Printed by William M'Call, No. 4, Cartwright Place,
Byrom Street, Liverpool.                       

Alone on the heather a fair child was straying,
Whose innocent features were brightened with joy;
And, as 'midst the flowers he careless was playing,
My heart yearned with love and I spoke to the boy.

Young stranger, whence art thou ? 'his blue eyes up-
      turning,
He answered 'my home is you tent on the plain;
And ere the eve closes, I must be returning
Or they will not let me roam thither again.'

Do thy parent's await thee?' he paused, and the glad-
      ness
That mantled his brow was o'ershaded with gloom,
I saw them but once ;' and he added with sadness,
They tell me that both are asleep in the tomb.

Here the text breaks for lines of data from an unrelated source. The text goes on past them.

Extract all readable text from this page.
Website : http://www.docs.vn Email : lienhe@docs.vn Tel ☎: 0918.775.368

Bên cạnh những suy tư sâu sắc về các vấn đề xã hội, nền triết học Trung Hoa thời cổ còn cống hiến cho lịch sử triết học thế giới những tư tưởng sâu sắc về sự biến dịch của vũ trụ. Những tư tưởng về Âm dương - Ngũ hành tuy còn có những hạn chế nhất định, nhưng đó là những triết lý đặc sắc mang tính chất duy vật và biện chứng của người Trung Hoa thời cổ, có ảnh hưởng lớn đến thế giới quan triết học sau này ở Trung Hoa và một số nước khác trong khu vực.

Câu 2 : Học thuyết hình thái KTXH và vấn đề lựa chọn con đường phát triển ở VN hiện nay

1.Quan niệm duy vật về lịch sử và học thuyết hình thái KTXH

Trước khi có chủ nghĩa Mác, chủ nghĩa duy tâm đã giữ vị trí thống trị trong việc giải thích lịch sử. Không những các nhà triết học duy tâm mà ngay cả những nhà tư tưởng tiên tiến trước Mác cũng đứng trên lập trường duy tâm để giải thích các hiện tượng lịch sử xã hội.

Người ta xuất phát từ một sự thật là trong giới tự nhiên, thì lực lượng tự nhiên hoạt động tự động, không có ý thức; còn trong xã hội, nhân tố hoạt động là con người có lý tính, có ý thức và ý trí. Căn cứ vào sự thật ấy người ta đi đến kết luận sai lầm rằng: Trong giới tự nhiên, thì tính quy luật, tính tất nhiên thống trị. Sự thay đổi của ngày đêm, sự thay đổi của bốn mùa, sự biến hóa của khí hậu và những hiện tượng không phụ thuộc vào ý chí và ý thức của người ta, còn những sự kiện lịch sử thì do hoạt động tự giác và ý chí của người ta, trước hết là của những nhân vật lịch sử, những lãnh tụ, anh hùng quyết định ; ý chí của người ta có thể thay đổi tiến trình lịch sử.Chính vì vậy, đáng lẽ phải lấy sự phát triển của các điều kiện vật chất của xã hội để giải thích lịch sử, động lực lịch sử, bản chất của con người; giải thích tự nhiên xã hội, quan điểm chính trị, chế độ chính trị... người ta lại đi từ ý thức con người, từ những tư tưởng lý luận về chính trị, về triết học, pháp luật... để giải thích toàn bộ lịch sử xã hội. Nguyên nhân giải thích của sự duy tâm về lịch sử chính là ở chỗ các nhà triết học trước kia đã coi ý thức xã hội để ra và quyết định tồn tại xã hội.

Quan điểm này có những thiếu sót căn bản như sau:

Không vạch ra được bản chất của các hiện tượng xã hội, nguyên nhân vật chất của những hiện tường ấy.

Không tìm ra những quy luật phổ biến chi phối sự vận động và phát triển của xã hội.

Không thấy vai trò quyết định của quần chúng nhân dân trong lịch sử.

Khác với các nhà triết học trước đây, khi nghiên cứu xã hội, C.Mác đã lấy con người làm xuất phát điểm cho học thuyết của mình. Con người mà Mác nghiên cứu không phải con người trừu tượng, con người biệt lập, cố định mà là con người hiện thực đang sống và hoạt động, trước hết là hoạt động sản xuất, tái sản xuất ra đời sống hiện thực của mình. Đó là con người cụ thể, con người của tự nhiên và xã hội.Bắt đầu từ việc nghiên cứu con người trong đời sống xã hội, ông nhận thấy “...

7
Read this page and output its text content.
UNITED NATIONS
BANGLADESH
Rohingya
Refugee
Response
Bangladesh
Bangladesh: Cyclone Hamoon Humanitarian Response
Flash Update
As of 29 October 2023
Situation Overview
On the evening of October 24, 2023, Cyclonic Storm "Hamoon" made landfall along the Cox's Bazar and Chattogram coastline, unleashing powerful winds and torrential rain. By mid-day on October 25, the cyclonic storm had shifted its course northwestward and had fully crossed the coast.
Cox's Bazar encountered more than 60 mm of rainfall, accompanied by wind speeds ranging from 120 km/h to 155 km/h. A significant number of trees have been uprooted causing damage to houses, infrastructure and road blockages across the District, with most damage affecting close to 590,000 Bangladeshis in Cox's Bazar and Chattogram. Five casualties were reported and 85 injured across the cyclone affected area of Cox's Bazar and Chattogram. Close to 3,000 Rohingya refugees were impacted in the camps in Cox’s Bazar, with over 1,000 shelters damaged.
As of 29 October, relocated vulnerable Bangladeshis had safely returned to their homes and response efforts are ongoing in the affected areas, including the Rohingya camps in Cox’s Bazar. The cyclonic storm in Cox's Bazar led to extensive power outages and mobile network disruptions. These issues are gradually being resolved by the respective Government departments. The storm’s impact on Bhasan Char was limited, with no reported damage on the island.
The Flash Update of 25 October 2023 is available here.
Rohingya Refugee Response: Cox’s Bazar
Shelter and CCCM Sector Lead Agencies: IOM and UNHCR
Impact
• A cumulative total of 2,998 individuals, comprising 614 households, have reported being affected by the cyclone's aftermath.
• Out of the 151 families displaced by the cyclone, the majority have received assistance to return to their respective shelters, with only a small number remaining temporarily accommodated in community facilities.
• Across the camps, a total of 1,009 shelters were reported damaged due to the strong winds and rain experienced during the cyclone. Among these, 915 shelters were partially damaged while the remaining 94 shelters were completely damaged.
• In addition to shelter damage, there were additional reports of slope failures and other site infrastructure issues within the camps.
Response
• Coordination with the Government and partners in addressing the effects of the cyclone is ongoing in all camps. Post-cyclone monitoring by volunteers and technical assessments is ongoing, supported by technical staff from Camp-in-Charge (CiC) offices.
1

The gipsy is kind, but my mother was fonder;
She sang me so sweetly to rest in her arms,
But now she is gone, her darling must wander,
Tho' the soft words she wispered my bosom still
      warms

And soon will I seek them were both are reposing,
And take my best flowers to plant by their side,
That summer, when all their bright tints are unclosing
May bless the green turf with their beauty and pride!

He bounded away, as my tews were fast falling,

To think how the gipsy such love had beguiled,
I saw him no more, but the sad tale recalling,
I often remember the poor stolen child.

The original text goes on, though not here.